Finally, we just need to join the spread for each poll back to the full data. This join is exactly the same as the one above, however it is between our rank aggregation step and our final spread calculation step.

With that done, all that is left is to check over the results, arrange the fields as desired and output using an output step!





2020.1.3

3. Rank & Spread

With the introduction of table calculations and LOD (level-of-detail) calculations into Prep we can now streamline many of our workflows from requiring multiple aggregation and join workarounds to simple, single calculations.

For a more in-depth look at using LODs and table calculation is Tableau Prep you can read our How To... Do Analytical Calculations guide.

This section will cover:
  • Using a table calculation to calculate the modified rank.
  • Using LODs to calculate the poll results for 1st & 2nd place.
  • Calculating the spread between 1st & 2nd place.

3.1 Calculating the modified rank

We need to calculate the rank of each candidate within each poll and sample type based on their poll results. However, as we are calculating the modified competition rank we can't use the new rank interface (as it only offers rank, dense rank, and percentile rank) and instead have to type the calculation ourselves:

[Rank]

{ PARTITION [End Date], [Poll], [Sample Type] :
    { 
         ORDERBY [Poll Results] DESC: RANK_MODIFIED() 
     }
}


The partition defines when our ranking restarts. In our case, the rank should restart from every [End Date], [Poll], and [Sample Type].

We use ORDERBY * DESC to define the field we're actually ranking on and whether the field should be in ascending or descending order when we assign the ranks.

Finally, RANK_MODIFIED() lets Tableau know the type of ranking that we're using.

3.2 Extracting the poll results for 1st & 2nd place

In order to calculate the spread between 1st & 2nd place we need to extract these values so we can subtract one from the other. However, in some polls 2nd place is actually joint 3rd, so we need to figure out when this situation has occurred and instead pull in the points for joint 3rd. For this reason we use three LOD calculations instead of two:

[1st Results]
[2nd Results]
[3rd Results]

{ FIXED [Poll], [End Date], [Sample Type] :
    MAX(
        IF [Rank] = 1 
            THEN [Poll Results]
            ELSE 0
        END
    )
}



{ FIXED [Poll], [End Date], [Sample Type] :
    MAX(
        IF [Rank] = 2 
            THEN [Poll Results]
            ELSE 0
        END
    )
}


{ FIXED [Poll], [End Date], [Sample Type] :
    MAX(
        IF [Rank] = 3 
            THEN [Poll Results]
            ELSE 0
        END
    )
}


Here, we fix on [Poll], [End Date], and [Sample Type] as we want to extract 1st, 2nd, & 3rd (if they exist) for each of these combinations.

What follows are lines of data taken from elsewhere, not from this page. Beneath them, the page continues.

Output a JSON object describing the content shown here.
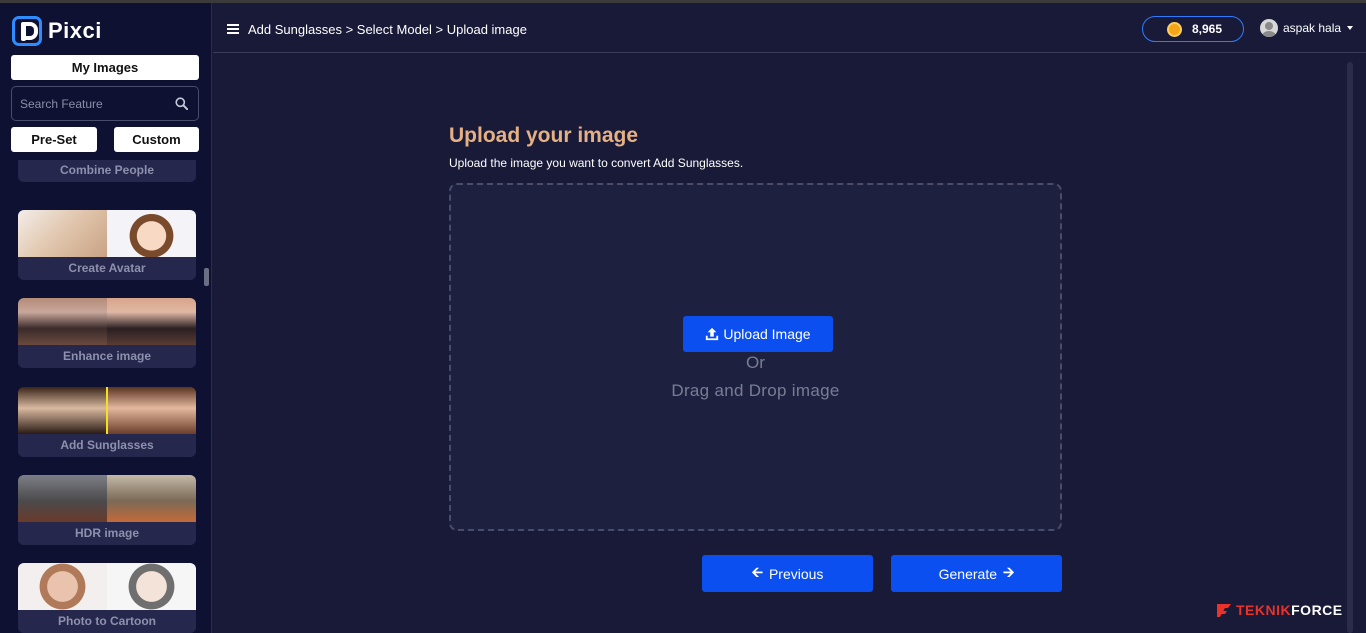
{
  "app": {
    "name": "Pixci"
  },
  "sidebar": {
    "my_images_label": "My Images",
    "search_placeholder": "Search Feature",
    "preset_label": "Pre-Set",
    "custom_label": "Custom",
    "features": [
      {
        "label": "Combine People"
      },
      {
        "label": "Create Avatar"
      },
      {
        "label": "Enhance image"
      },
      {
        "label": "Add Sunglasses"
      },
      {
        "label": "HDR image"
      },
      {
        "label": "Photo to Cartoon"
      }
    ]
  },
  "header": {
    "breadcrumb": "Add Sunglasses > Select Model > Upload image",
    "coins": "8,965",
    "username": "aspak hala"
  },
  "main": {
    "title": "Upload your image",
    "subtitle": "Upload the image you want to convert Add Sunglasses.",
    "upload_button": "Upload Image",
    "or_text": "Or",
    "drag_text": "Drag and Drop image",
    "previous_button": "Previous",
    "generate_button": "Generate"
  },
  "watermark": {
    "part1": "TEKNIK",
    "part2": "FORCE"
  },
  "colors": {
    "accent": "#0b4ff0",
    "title": "#e5b083",
    "background": "#181a38",
    "sidebar": "#0f1133"
  }
}
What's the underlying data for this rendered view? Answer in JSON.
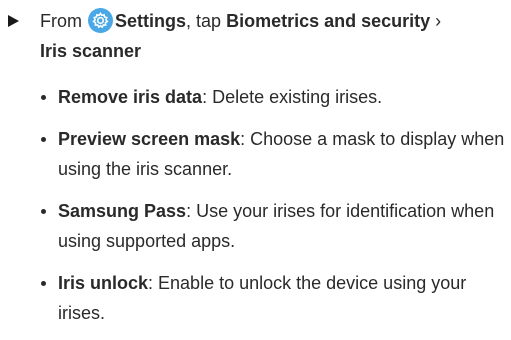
{
  "step": {
    "prefix": "From",
    "settings_label": "Settings",
    "tap_text": ", tap",
    "biometrics_label": "Biometrics and security",
    "separator": " ›",
    "iris_scanner_label": "Iris scanner",
    "settings_icon": "gear-icon"
  },
  "items": [
    {
      "term": "Remove iris data",
      "desc": ": Delete existing irises."
    },
    {
      "term": "Preview screen mask",
      "desc": ": Choose a mask to display when using the iris scanner."
    },
    {
      "term": "Samsung Pass",
      "desc": ": Use your irises for identification when using supported apps."
    },
    {
      "term": "Iris unlock",
      "desc": ": Enable to unlock the device using your irises."
    }
  ],
  "colors": {
    "settings_icon_bg": "#4aa8e6",
    "text": "#2a2a2a"
  }
}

Inside, we use an IF statement to check whether each row of data has the relevant rank, i.e. 1, 2, or 3. If it is the relevant rank then we consider the [Poll Results], otherwise we return a value of zero. That means the FIXED calculation will only receive the [Poll Results] for the relevant rank.

Finally, we wrap the IF statement inside a MAX() function. This means that for each [Poll], [End Date], & [Sample Type] we extract only the [Poll Results] for the relevant rank and attach this to every row of that data regardless of its rank.

If the value for [2nd Results] is zero it means that 2nd place is actually joint 3rd.

3.3 Calculating the spread between 1st & 2nd place.

Finally, we just need to use a new calculated field which decides whether we have a "joint 3rd" situation or not before subtracting the true 2nd place poll results from the 1st place poll results.

[Spread from 1st to 2nd Place]

[1st Results] -
(
    IF [2nd Results] = 0 
        THEN [3rd Results]
        ELSE [2nd Results]
    END  
)


After creating this [Spread from 1st to 2nd Place] field we can delete the [1st/2nd/3rd Results] fields and output our data!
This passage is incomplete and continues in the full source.